I think it is easy to understand the complication this brings in terms of coordination, communication, and alignment efforts between those 2 groups at the end of the day.

Q.

So, how do you balance this complexity at PostNord?

Anne-Christine: We probably share a lot of challenges with other large companies. Only by being large makes complexity. Our business is also in transformation, with letters declining and e-Commerce logistics growing and strong customers with high demands.

There is no “one solution way of working” in our business. We strive to become more agile and in the same time we need structured processes. We need to be precise and exact. We started our agile journey within IT-development, Administration and Digital development, supported by senior executive leadership, implementing the model “with common sense”.

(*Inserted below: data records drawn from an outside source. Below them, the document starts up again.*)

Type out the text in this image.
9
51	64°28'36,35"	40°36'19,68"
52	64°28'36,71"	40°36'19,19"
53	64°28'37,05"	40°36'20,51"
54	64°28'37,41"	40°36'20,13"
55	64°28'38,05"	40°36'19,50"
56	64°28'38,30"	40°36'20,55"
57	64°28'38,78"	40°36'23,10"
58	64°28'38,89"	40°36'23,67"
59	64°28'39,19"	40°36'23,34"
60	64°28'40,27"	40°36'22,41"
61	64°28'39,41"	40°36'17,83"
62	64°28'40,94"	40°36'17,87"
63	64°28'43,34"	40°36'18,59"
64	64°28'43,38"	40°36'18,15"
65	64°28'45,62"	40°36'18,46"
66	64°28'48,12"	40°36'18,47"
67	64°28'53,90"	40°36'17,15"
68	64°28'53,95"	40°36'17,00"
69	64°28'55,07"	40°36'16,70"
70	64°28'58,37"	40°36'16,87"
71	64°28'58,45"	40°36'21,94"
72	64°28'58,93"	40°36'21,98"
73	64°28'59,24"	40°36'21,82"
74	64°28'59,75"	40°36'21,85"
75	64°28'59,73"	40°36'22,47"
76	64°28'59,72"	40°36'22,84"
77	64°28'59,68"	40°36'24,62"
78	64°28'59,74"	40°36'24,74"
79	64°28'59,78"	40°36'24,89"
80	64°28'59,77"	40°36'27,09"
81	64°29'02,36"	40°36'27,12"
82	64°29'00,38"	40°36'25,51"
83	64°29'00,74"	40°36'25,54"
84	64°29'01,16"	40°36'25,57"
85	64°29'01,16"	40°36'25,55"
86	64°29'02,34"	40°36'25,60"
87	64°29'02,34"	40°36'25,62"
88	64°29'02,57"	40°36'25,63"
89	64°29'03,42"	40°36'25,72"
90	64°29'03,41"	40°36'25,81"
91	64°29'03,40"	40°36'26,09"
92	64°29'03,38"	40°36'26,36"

We made huge organizational changes over the past years improving ways of working. We are on a constant transformation journey due to digitalization and fast-growing e-Commerce market.

Q.

In your view, what are the challenges or mistakes that you see companies making when going agile?

Anne-Christine: I think agile is a lot about leadership and management. It’s easy to underestimate the need of change and adjustment inside an organization. If you compare this with being at sea, and you change from a motorboat to a sail ship you would ask yourself if you can do this with the same crew, is the crew enough trained to manage the new situation and the equipment, is there a need of new competence, different roles and changed responsibilities and so on.

Going agile requires you to build an organization with ability and competence to solve problems when they appears, develop new ideas and optimize processes when needed. Nurture your organization to dare changes and take ownership.

Q.

In some cases, we must admit that agile may not be the way to go. Do you have exceptions when you are using a waterfall methodology instead of SAFe / agile?

Anne-Christine: For example, when we design and build new terminals/buildings and develop machines/hardware in our core production I’m sure waterfall methodology is a great way of working.

Q.

Thank you so much Anne-Christine for this conversation, and sharing some very good lessons learned. Can you leave us with 2 or 3 takeaways, advice that everyone can learn from your experience?

Anne-Christine: Understand what problem you need to solve before starting. Never decide on the solution or technology before understanding the business needs. And always start from the customers view to understand how you are perceived. I know it´s all easier said than done.

Didier: Thanks so much Anne-Christine!